I sheepishly told this lovely man with me that I wanted to write them.
He said: “Good for you.”
Is it any wonder I married him?
Most people laughed or scoffed or at best, said nothing about this writing dream. My own mother, who called herself “practical” as though saying “I’m Methodist,” worried that I was a “dreamer.” When I said something about wanting to write bookS (plural!!!) she repeated the plural with something akin to panic in her voice.
When Steve and I went on a date with one of his friends and a woman he was seeing, my writing Christian romance was mentioned, and she was a “scoffer.”
“What does that mean?

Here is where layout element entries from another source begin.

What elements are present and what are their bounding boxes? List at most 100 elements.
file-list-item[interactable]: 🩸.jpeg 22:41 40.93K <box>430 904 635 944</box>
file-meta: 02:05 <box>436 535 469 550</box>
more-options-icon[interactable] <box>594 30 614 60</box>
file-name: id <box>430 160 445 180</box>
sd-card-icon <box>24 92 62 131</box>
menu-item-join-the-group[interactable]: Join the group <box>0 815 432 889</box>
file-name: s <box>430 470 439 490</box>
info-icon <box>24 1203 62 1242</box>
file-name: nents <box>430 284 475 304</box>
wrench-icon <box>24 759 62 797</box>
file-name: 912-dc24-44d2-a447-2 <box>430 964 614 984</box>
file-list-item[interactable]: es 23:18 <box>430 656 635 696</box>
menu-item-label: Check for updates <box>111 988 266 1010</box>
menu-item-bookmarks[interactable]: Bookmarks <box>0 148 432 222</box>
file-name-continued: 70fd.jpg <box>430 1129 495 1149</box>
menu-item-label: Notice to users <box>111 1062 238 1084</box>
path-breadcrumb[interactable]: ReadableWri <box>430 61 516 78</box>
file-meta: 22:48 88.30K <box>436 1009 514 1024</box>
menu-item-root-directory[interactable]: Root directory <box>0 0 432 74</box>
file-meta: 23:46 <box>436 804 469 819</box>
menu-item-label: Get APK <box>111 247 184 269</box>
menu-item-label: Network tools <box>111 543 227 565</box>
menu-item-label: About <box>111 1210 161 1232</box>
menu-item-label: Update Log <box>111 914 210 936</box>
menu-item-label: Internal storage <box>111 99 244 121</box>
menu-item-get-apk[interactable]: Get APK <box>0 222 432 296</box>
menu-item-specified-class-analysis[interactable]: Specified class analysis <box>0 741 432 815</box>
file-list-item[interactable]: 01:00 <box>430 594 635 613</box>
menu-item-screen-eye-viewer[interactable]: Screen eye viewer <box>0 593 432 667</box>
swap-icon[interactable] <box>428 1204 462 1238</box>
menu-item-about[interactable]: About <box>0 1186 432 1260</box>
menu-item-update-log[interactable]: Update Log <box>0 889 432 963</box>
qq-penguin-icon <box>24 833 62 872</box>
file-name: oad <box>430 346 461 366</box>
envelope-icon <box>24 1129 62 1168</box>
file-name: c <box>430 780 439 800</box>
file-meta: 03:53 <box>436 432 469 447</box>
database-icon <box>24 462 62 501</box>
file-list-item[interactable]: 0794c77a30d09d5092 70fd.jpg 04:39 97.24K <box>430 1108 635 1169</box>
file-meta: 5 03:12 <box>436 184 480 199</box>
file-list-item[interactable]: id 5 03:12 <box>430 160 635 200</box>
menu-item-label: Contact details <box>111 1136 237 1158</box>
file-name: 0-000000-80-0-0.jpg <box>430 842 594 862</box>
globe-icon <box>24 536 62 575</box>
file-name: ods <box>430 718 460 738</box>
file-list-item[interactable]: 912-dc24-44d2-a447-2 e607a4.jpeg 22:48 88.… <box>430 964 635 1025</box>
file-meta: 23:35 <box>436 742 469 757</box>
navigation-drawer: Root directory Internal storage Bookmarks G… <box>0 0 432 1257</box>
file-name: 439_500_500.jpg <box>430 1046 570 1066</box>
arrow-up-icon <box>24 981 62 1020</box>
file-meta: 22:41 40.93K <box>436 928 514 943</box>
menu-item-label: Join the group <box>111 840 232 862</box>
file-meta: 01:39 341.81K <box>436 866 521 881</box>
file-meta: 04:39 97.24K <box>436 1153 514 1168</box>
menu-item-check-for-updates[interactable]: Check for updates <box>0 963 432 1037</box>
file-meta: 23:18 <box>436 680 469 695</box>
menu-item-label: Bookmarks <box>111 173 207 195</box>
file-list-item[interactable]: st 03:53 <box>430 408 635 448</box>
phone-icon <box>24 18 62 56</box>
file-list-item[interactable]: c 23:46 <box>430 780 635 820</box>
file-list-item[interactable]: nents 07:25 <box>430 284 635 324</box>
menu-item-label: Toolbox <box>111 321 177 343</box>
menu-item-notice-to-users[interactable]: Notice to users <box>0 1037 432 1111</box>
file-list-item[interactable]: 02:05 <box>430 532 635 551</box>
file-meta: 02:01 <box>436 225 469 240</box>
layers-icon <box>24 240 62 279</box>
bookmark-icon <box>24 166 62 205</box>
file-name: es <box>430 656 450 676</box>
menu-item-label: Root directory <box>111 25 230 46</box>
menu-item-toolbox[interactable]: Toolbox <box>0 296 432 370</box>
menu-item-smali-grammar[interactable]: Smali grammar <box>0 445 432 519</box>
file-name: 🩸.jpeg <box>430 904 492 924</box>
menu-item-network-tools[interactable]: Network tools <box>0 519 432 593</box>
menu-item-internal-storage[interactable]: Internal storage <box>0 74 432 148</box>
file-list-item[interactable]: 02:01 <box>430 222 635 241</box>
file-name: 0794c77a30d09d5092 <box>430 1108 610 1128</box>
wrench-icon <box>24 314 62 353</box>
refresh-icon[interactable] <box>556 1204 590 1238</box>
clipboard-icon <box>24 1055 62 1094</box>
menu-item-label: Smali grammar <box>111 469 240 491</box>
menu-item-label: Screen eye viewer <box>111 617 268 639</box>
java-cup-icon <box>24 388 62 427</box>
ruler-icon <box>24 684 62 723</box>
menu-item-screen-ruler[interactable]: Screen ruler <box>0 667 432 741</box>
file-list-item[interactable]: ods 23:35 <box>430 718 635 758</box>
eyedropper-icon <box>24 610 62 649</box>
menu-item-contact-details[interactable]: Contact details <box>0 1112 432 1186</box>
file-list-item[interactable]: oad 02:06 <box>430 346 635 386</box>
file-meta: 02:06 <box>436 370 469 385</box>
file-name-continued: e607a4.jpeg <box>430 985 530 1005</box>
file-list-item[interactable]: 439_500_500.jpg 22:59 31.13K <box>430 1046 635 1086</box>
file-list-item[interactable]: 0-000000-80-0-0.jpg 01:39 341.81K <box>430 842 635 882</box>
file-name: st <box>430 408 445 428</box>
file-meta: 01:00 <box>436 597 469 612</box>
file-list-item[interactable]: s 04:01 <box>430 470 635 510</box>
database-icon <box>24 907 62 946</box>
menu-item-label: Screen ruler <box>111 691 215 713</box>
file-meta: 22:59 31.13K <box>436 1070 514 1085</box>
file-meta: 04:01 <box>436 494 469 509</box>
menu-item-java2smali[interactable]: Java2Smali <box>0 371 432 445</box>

Two people find God and fall in love?”
I wanted to slink under the table, but my darling, very own hero, said, “Yes.”
Dreams are a deep part of ourselves and fragile. Letting them out exposes them to dangers and the chance that someone won’t like them. They’re much like our own children that way. We don’t want to send them out into that cruel world where they might be bullied or hurt or made fun of. That hurts.
We have a choice. We can keep them with us, safe in our homes (hearts) and never expose them to the dangers and challenges of the world.
That’s not good for children. As parents it’s our responsibility to raise them to be strong, independent, self-reliant, moral people. One day we have to drop them off at school or put them on that school bus and hope for the best. Even if we homeschool, there will come a day when we have to let them go; maybe for their first sleepover at someone else’s house or for a playdate or something. We have to. It’s hard on us, but they can’t flourish if we hold them close to us every second.
Our dreams are the same way. We have to let them out and we have to let them risk being laughed at or ignored or scoffed at. If we don’t they can never be applauded or fulfilled. That scoffing or laughing can toughen up the dream and our determination to see it happen or it can cripple us, and make us forget those dreams ever existed. Who needs that pain, so I won’t dream anymore.
I watched a show once where a couple was struggling to get by. The man worked at a job he HATED and she worked at a job she didn’t like either, and because of their children, they had to work different schedules and never saw one another. What baffled me and hurt my heart is that this was not temporary. Neither of them seemed to expect life to ever change or get better. I couldn’t imagine living like that. I think they had stopped dreaming.
Years ago, when I was attending RCIA to join the Catholic Church, we attended Wednesday prayer services during Advent. During one of these, we were asked what our “New Years Resolutions” were – the beginning of Advent being the beginning of the Church year. I wrote “Get a book published” and “find a baby to adopt.” Those were my two big dreams and for about six years I thought about them every Advent and every prayer I lifted to my Heavenly Father ended with, “And let us find a baby to adopt.”
In June 21, 2002 a little boy came to live with us and stole my heart. In December 2002, Wings Press offered me a contract for Fabric of Faith. In Sept 2003, that little boy because legally ours (3 years ago yesterday!) and in Jan 2004, Fabric of Faith came out.
My dreams have been fulfilled and I really don’t know what else to wish for. If I hadn’t expressed those dreams out loud, it would still be 2006, but where and what would I be?